Le ministre chargé de l’agriculture a exprimé sa reconnaissance aux Forces de défense et de sécurité (FDS) et aux autorités locales pour la protection du chantier, soulignant le rôle stratégique de l’ouvrage pour l’approvisionnement en viande de la population et des travailleurs de la région.
Il a invité l’entreprise à redoubler d’efforts pour finaliser l’infrastructure dans les délais de 10 mois qui lui sont impartis. Il a également demandé aux acteurs de la filière viande de se l’approprier et d’utiliser des camions frigorifiques afin que le transport et même l’exportation de la viande se déroulent dans de bonnes conditions hygiéniques.
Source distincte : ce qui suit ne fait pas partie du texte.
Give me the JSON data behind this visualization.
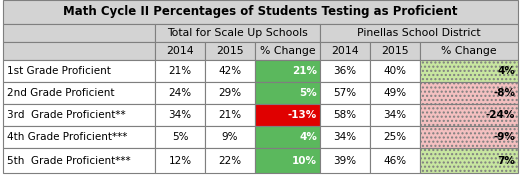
{
  "title": "Math Cycle II Percentages of Students Testing as Proficient",
  "rows": [
    {
      "label": "1st Grade Proficient",
      "vals": [
        "21%",
        "42%",
        "21%",
        "36%",
        "40%",
        "4%"
      ]
    },
    {
      "label": "2nd Grade Proficient",
      "vals": [
        "24%",
        "29%",
        "5%",
        "57%",
        "49%",
        "-8%"
      ]
    },
    {
      "label": "3rd  Grade Proficient**",
      "vals": [
        "34%",
        "21%",
        "-13%",
        "58%",
        "34%",
        "-24%"
      ]
    },
    {
      "label": "4th Grade Proficient***",
      "vals": [
        "5%",
        "9%",
        "4%",
        "34%",
        "25%",
        "-9%"
      ]
    },
    {
      "label": "5th  Grade Proficient***",
      "vals": [
        "12%",
        "22%",
        "10%",
        "39%",
        "46%",
        "7%"
      ]
    }
  ],
  "scale_pct_colors": [
    "#5bb85d",
    "#5bb85d",
    "#e00000",
    "#5bb85d",
    "#5bb85d"
  ],
  "pinellas_pct_colors": [
    "#c8e6a0",
    "#f4c0c0",
    "#f4c0c0",
    "#f4c0c0",
    "#c8e6a0"
  ],
  "pinellas_pct_hatch": [
    "///",
    "///",
    "///",
    "///",
    "///"
  ],
  "header_bg": "#d3d3d3",
  "white_bg": "#ffffff",
  "title_fontsize": 8.5,
  "header_fontsize": 7.8,
  "cell_fontsize": 7.5,
  "label_fontsize": 7.5,
  "col_headers": [
    "2014",
    "2015",
    "% Change",
    "2014",
    "2015",
    "% Change"
  ],
  "group1_label": "Total for Scale Up Schools",
  "group2_label": "Pinellas School District"
}
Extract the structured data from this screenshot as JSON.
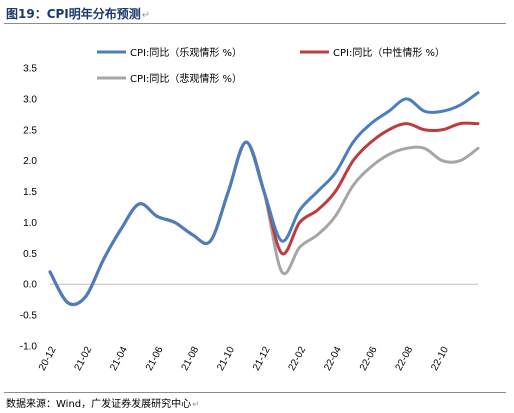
{
  "figure": {
    "title": "图19：CPI明年分布预测",
    "source": "数据来源：Wind，广发证券发展研究中心",
    "edit_mark": "↵"
  },
  "colors": {
    "optimistic": "#4a7ebf",
    "neutral": "#be3b3e",
    "pessimistic": "#a6a6a6",
    "title": "#1a3a6b"
  },
  "chart_data": {
    "type": "line",
    "title": "",
    "xlabel": "",
    "ylabel": "",
    "ylim": [
      -1.0,
      3.5
    ],
    "yticks": [
      -1.0,
      -0.5,
      0.0,
      0.5,
      1.0,
      1.5,
      2.0,
      2.5,
      3.0,
      3.5
    ],
    "x": [
      "20-12",
      "21-01",
      "21-02",
      "21-03",
      "21-04",
      "21-05",
      "21-06",
      "21-07",
      "21-08",
      "21-09",
      "21-10",
      "21-11",
      "21-12",
      "22-01",
      "22-02",
      "22-03",
      "22-04",
      "22-05",
      "22-06",
      "22-07",
      "22-08",
      "22-09",
      "22-10",
      "22-11",
      "22-12"
    ],
    "xticks": [
      "20-12",
      "21-02",
      "21-04",
      "21-06",
      "21-08",
      "21-10",
      "21-12",
      "22-02",
      "22-04",
      "22-06",
      "22-08",
      "22-10"
    ],
    "grid": false,
    "legend_position": "top",
    "series": [
      {
        "name": "CPI:同比（乐观情形 %）",
        "color_key": "optimistic",
        "values": [
          0.2,
          -0.3,
          -0.2,
          0.4,
          0.9,
          1.3,
          1.1,
          1.0,
          0.8,
          0.7,
          1.5,
          2.3,
          1.5,
          0.7,
          1.2,
          1.5,
          1.8,
          2.3,
          2.6,
          2.8,
          3.0,
          2.8,
          2.8,
          2.9,
          3.1
        ]
      },
      {
        "name": "CPI:同比（中性情形 %）",
        "color_key": "neutral",
        "values": [
          0.2,
          -0.3,
          -0.2,
          0.4,
          0.9,
          1.3,
          1.1,
          1.0,
          0.8,
          0.7,
          1.5,
          2.3,
          1.5,
          0.5,
          1.0,
          1.2,
          1.5,
          2.0,
          2.3,
          2.5,
          2.6,
          2.5,
          2.5,
          2.6,
          2.6
        ]
      },
      {
        "name": "CPI:同比（悲观情形 %）",
        "color_key": "pessimistic",
        "values": [
          0.2,
          -0.3,
          -0.2,
          0.4,
          0.9,
          1.3,
          1.1,
          1.0,
          0.8,
          0.7,
          1.5,
          2.3,
          1.5,
          0.2,
          0.6,
          0.8,
          1.1,
          1.6,
          1.9,
          2.1,
          2.2,
          2.2,
          2.0,
          2.0,
          2.2
        ]
      }
    ]
  }
}
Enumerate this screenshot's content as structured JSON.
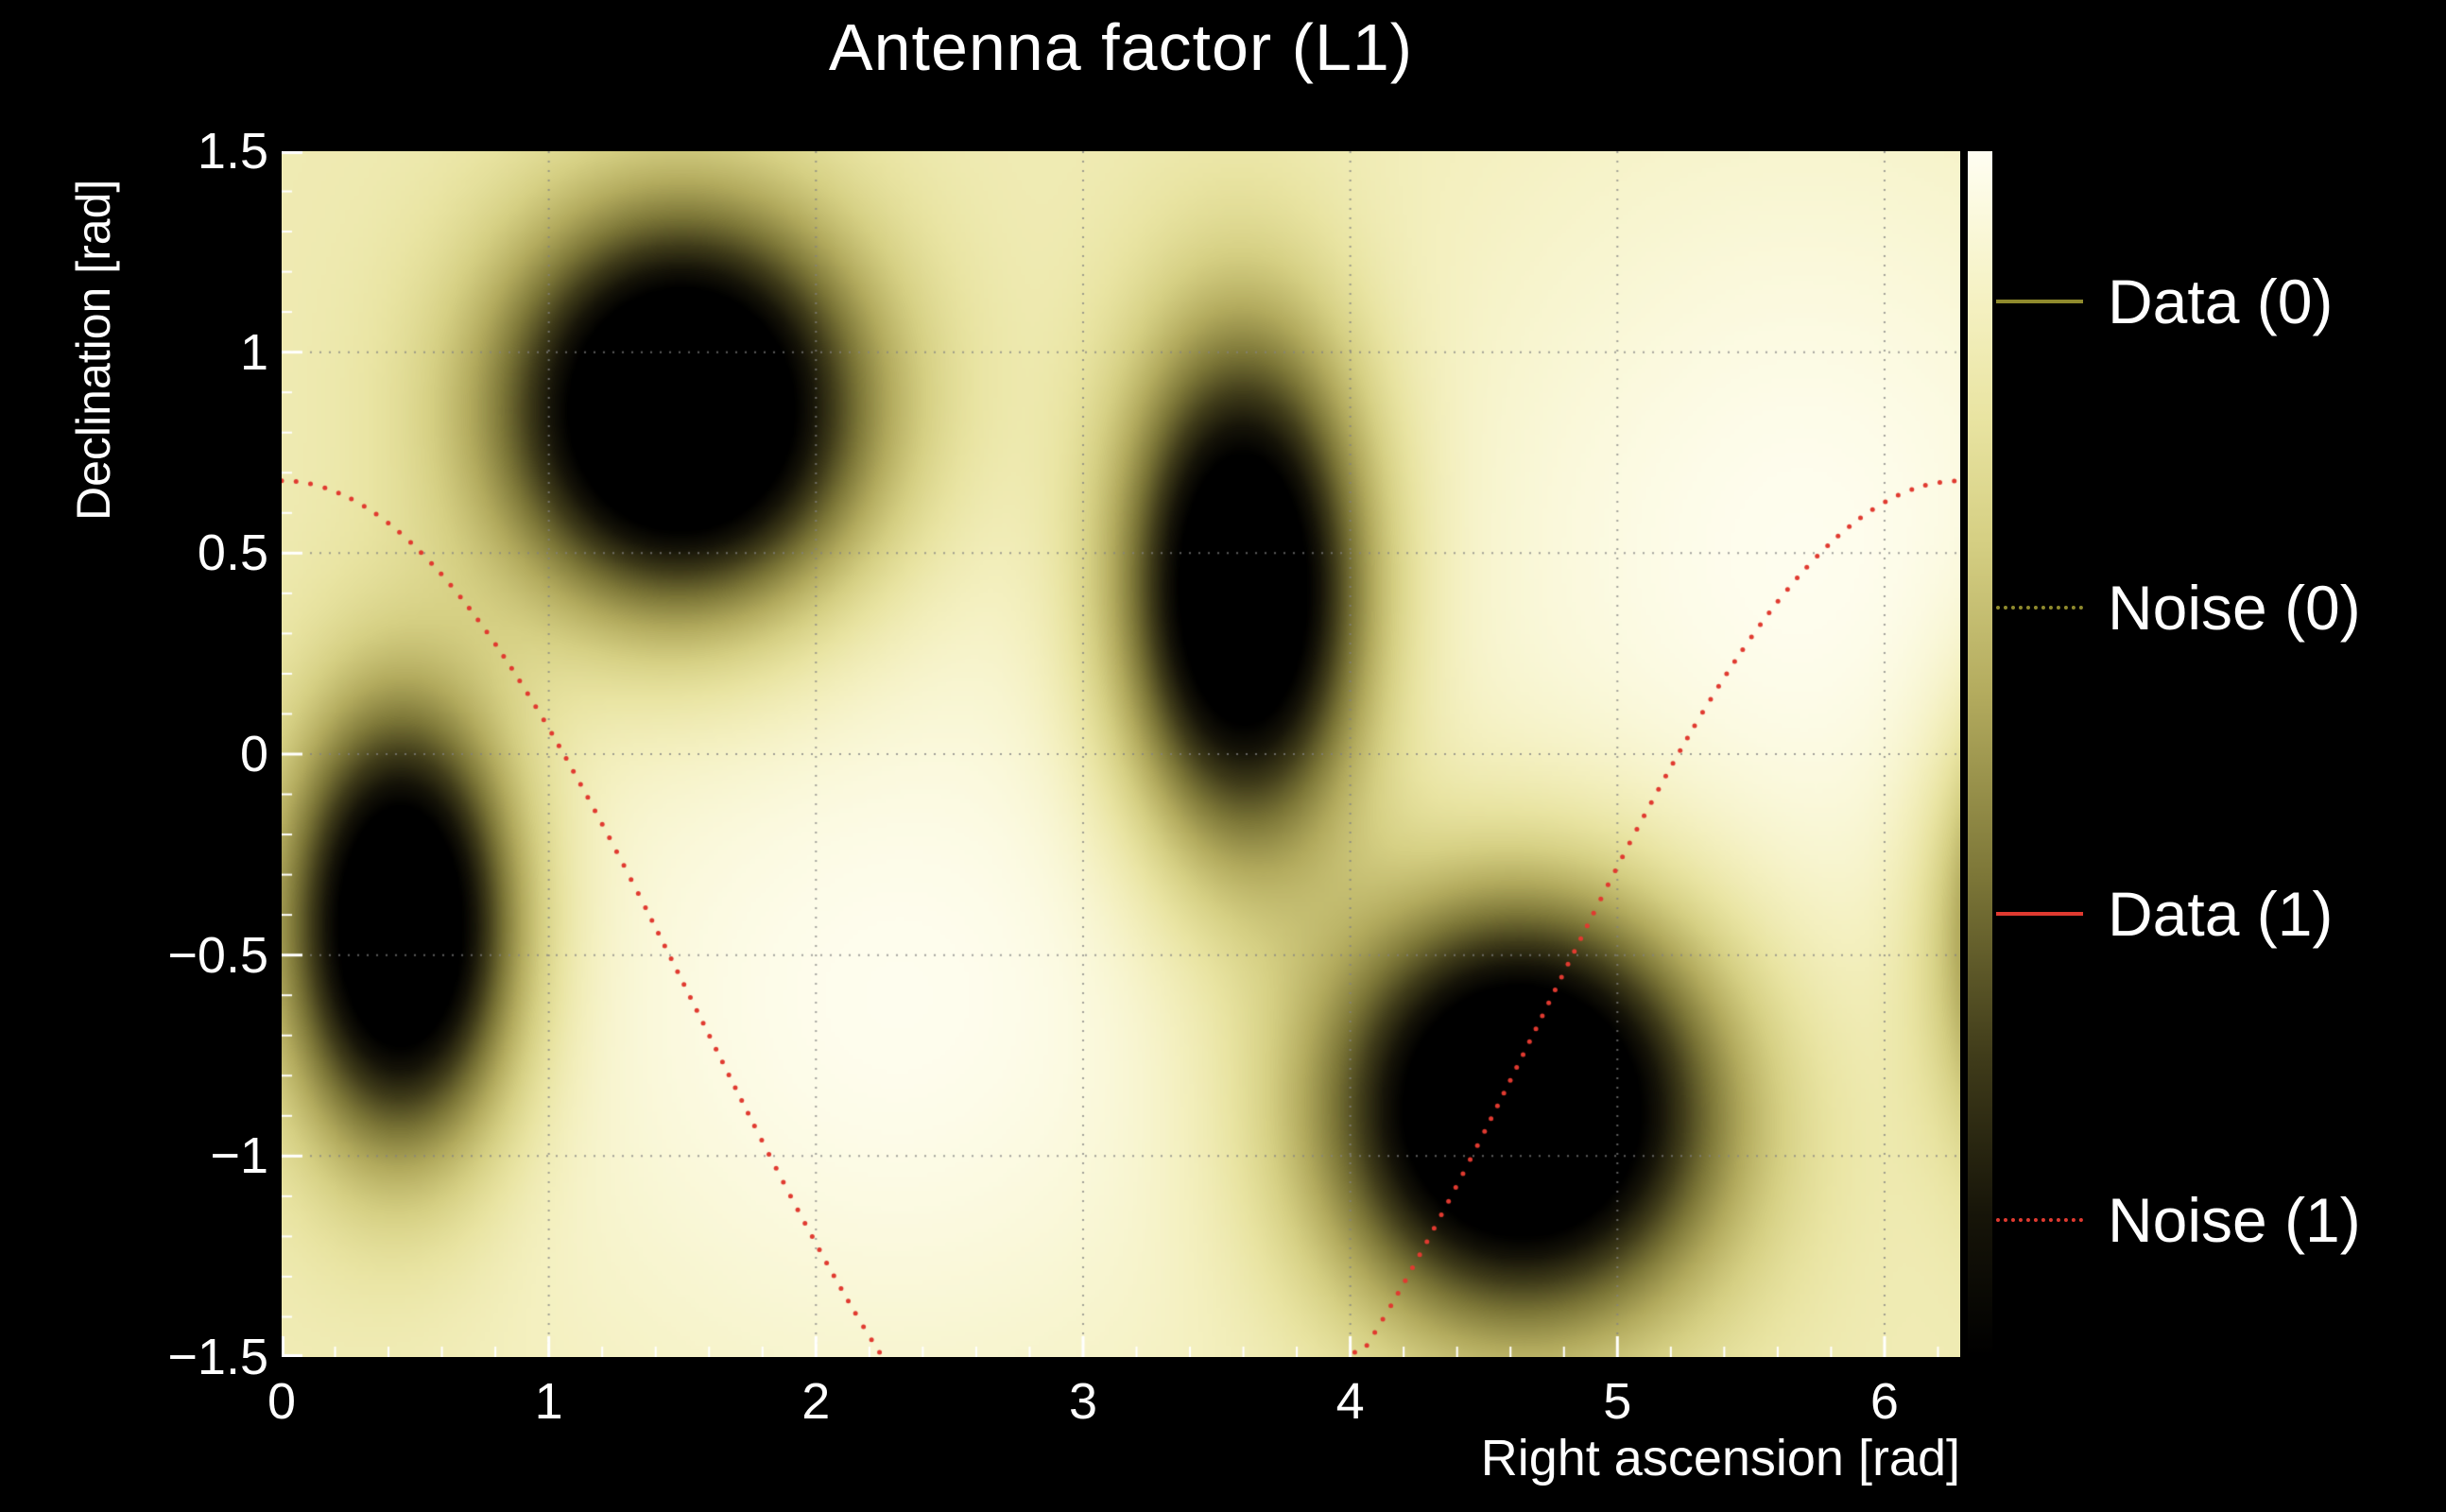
{
  "title": "Antenna factor (L1)",
  "colors": {
    "background": "#000000",
    "text": "#ffffff",
    "grid": "#8a8a8a"
  },
  "axes": {
    "x": {
      "label": "Right ascension [rad]",
      "min": 0,
      "max": 6.2832,
      "ticks": [
        0,
        1,
        2,
        3,
        4,
        5,
        6
      ],
      "tick_labels": [
        "0",
        "1",
        "2",
        "3",
        "4",
        "5",
        "6"
      ]
    },
    "y": {
      "label": "Declination [rad]",
      "min": -1.5,
      "max": 1.5,
      "ticks": [
        -1.5,
        -1,
        -0.5,
        0,
        0.5,
        1,
        1.5
      ],
      "tick_labels": [
        "−1.5",
        "−1",
        "−0.5",
        "0",
        "0.5",
        "1",
        "1.5"
      ]
    }
  },
  "legend": [
    {
      "label": "Data (0)",
      "color": "#8f8a2d",
      "style": "solid"
    },
    {
      "label": "Noise (0)",
      "color": "#8f8a2d",
      "style": "dotted"
    },
    {
      "label": "Data (1)",
      "color": "#e03a30",
      "style": "solid"
    },
    {
      "label": "Noise (1)",
      "color": "#e03a30",
      "style": "dotted"
    }
  ],
  "chart_data": {
    "type": "heatmap",
    "title": "Antenna factor (L1)",
    "xlabel": "Right ascension [rad]",
    "ylabel": "Declination [rad]",
    "xlim": [
      0,
      6.2832
    ],
    "ylim": [
      -1.5,
      1.5
    ],
    "x_ticks": [
      0,
      1,
      2,
      3,
      4,
      5,
      6
    ],
    "y_ticks": [
      -1.5,
      -1,
      -0.5,
      0,
      0.5,
      1,
      1.5
    ],
    "grid": true,
    "legend_position": "right",
    "colorbar": true,
    "field": {
      "description": "Antenna response over sky; base level with broad bright maxima and four deep dark minima (one wraps past RA=2pi).",
      "base": 0.83,
      "bright_spots": [
        {
          "ra": 2.3,
          "dec": -0.6,
          "amp": 0.16,
          "sigma_ra": 1.15,
          "sigma_dec": 0.8
        },
        {
          "ra": 5.7,
          "dec": 0.5,
          "amp": 0.16,
          "sigma_ra": 1.05,
          "sigma_dec": 0.85
        }
      ],
      "dark_spots": [
        {
          "ra": 1.5,
          "dec": 0.85,
          "amp": 1.3,
          "sigma_ra": 0.46,
          "sigma_dec": 0.33
        },
        {
          "ra": 3.6,
          "dec": 0.4,
          "amp": 1.2,
          "sigma_ra": 0.31,
          "sigma_dec": 0.43
        },
        {
          "ra": 0.45,
          "dec": -0.43,
          "amp": 1.2,
          "sigma_ra": 0.29,
          "sigma_dec": 0.37
        },
        {
          "ra": 4.64,
          "dec": -0.88,
          "amp": 1.3,
          "sigma_ra": 0.5,
          "sigma_dec": 0.35
        },
        {
          "ra": 6.73,
          "dec": -0.43,
          "amp": 1.2,
          "sigma_ra": 0.29,
          "sigma_dec": 0.37
        }
      ]
    },
    "palette": [
      [
        0.0,
        "#000000"
      ],
      [
        0.12,
        "#171509"
      ],
      [
        0.25,
        "#403c1a"
      ],
      [
        0.4,
        "#7d7738"
      ],
      [
        0.55,
        "#b3ab5e"
      ],
      [
        0.68,
        "#d6d084"
      ],
      [
        0.78,
        "#e9e4a2"
      ],
      [
        0.87,
        "#f4f0c0"
      ],
      [
        0.94,
        "#faf8da"
      ],
      [
        1.0,
        "#fffef2"
      ]
    ],
    "noise_track": {
      "name": "Noise (1) sky track",
      "model": "dec = offset + amplitude * cos(ra), clipped to ylim",
      "offset": -0.66,
      "amplitude": 1.34,
      "clip_min": -1.5,
      "color": "#e03a30",
      "style": "dotted"
    }
  }
}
Le ministre Sombié a par ailleurs mis à profit sa présence dans la région pour lancer officiellement les travaux du système d’adduction d’eau potable de Fada N’Gourma. Sur le site, le ministre a assisté à la présentation technique du projet visant à résorber définitivement le déficit d’eau potable de la ville, et partant de la région.
Alors que la capacité actuelle de 4 000 m³/jour (production initiale + forages d’urgence) ne permet pas de couvrir le besoin quotidien de 6 000 m³/jour, l’apport de la nouvelle station (2 200 m³/jour) permettra de combler l’intégralité du déficit et d’assurer une distribution continue au robinet, selon le secrétariat général de l’Office national de l’Eau et de l’Assainissement (ONEA), représenté par Salifou Ouédraogo.
« L’ensemble du réseau sera équipé d’un système de télégestion et de commande à distance. Avec cette infrastructure, Fada ne devrait plus, en principe, connaître de pénurie en eau », a-t-il rassuré.
Face au délai initialement annoncé de 10 mois par les entreprises exécutantes (Ba Hydro, EGCI), Ismaël Sombié s’est montré catégorique : « 10 mois, c’est trop long ! Nous ne pouvons pas laisser les populations affronter la période de forte chaleur (avril, mai, juin 2027) avec le même manque d’eau. Le 15 avril prochain, je viendrai moi-même pour la mise en service du système d’adduction d’eau potable de Fada. »
Le ministre a aussi enjoint les autorités administratives de régler les derniers détails et a exigé un rythme de travail ininterrompu sur le chantier pour garantir le respect de cette échéance.